Power input to liquid rheostat 1

[electrifire]

We have a three stage liquid rheostat connected to a large medium voltage wound rotor motor and we are trying to determine the power (or heat) induced into the solution for the rheostar. This heat must be removed by a cooler on hot days in the south and this heat transfewr is the concern. The secondary nameplate voltage and corrent are known.

 

[busbar]

Possibly: thread237-24735

 

[Marke]

The total power dissipated in the rotor resistors will be typically similar to the full speed kinetic energy of the driven load. The exact amount can vary if the load torque curve is significant relative to the start torque curve.
Best regards, Mark Empson

http://www.lmphotonics.com

 

[electrifire]

Thanks to busbar and marke for their responses. A review of the suggested thread did not provide info needed.

The secondary motor nameplate info, 2000 volts and 1350 amps, indicates 4,671Kva will go into the liquid rheostat solution.This does not seem a reasonable value for the heat to be disipated.
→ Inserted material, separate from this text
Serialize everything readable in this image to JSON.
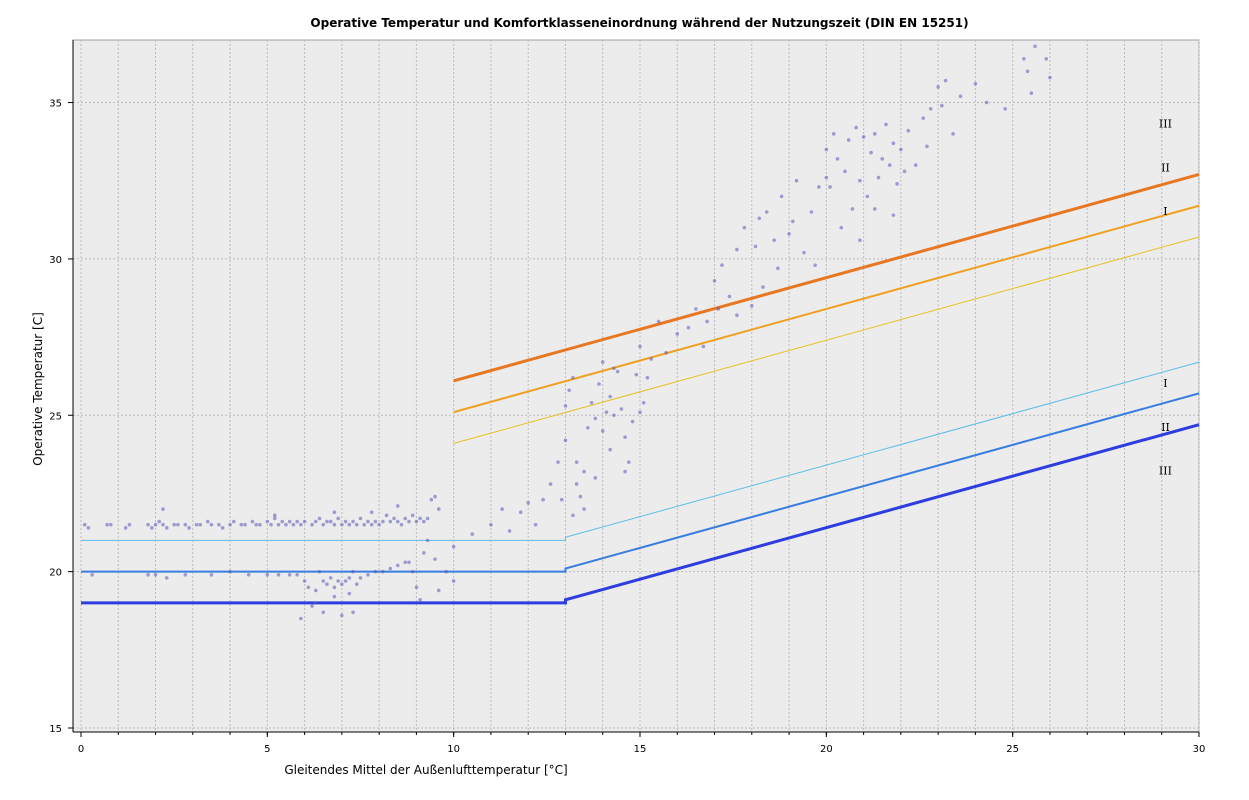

Any additional help to determine the value of the heat input to the liquid rheostat solution is appreciated.

 

[electricpete]

Here is a discussion I have posted previously on the subject of heat dissipated for starting of a normal cage rotor motor (constant resistance). It indicates the rotor heating during starting of an unloaded motor is approx the same as the total kinetic energy that the load will have once started. If there is a load present than the heating is somewhat higher as indicated near the end of the message. Maybe you can modify this approach to account for varying resistance steps.
RotorHeating
RH= Int{I^2R2 dt} =
RH = Int{I^2R2 / (ds/st) ds}
What is ds/dt
dN/dt = T/J (f=ma type relationship)
N =(1-s)Nsync
dN/dt =-Nsync ds/dt = T/J
ds/dt=-T/J/Nsync
ds/dt = -1/(JNsync)*T = 1/J*[Pelec]/[N]
= -1/(JNsync)*[I^2R2*(1-s)/s]/[Nsync*(1-s)]
= -1/(JNsync)*[I^2R2/s]/[Nsync] -I^2R2/[sJNsync^2]
RH = Int{-I^2R2 / (I^2R2/sJNsync^2) ds}
RH = Int{-sJ Nsync ds; s=0..sFinal}
= [-0.5JNsync^2*s^2@sFinal-s0] sNsync=Nsync-N
= [-0.5J(Nsync-N)^2@sFinal-s0]
= [-0.5J(sFinalNsync)^2] - [-0.5J(s0*Nsync)^2]
= [-0.5J(s0*Nsync)^2] - [-0.5J(sFinalNsync)^2]
= 1/2*J*(N_sync*s_initial)^2 - 1/2*J*(N_sync*s_final)^2

IF s_0 is 1 and s_final ~0, then RH = 1/2*J*(w_sync)^2 = (1/2)*KE

Note that if we add load, then we have to use
ds/dt = (Te-Tm)/J
This is equivalent to the old (unloaded) integral where the integrand is increased by factor of Te/(Te-Tm) => can be solved graphically or numerically using the new integral approach suggested in EPRI PPERM V6.
RH = Int{I^2R2 / (I^2R2/sJ) / [(Te-Tm)/Te]) ds}
The loaded heating is approx the unloaded heating times the average of Te/(Te-Tm) over all speeds from s=0 to s=1.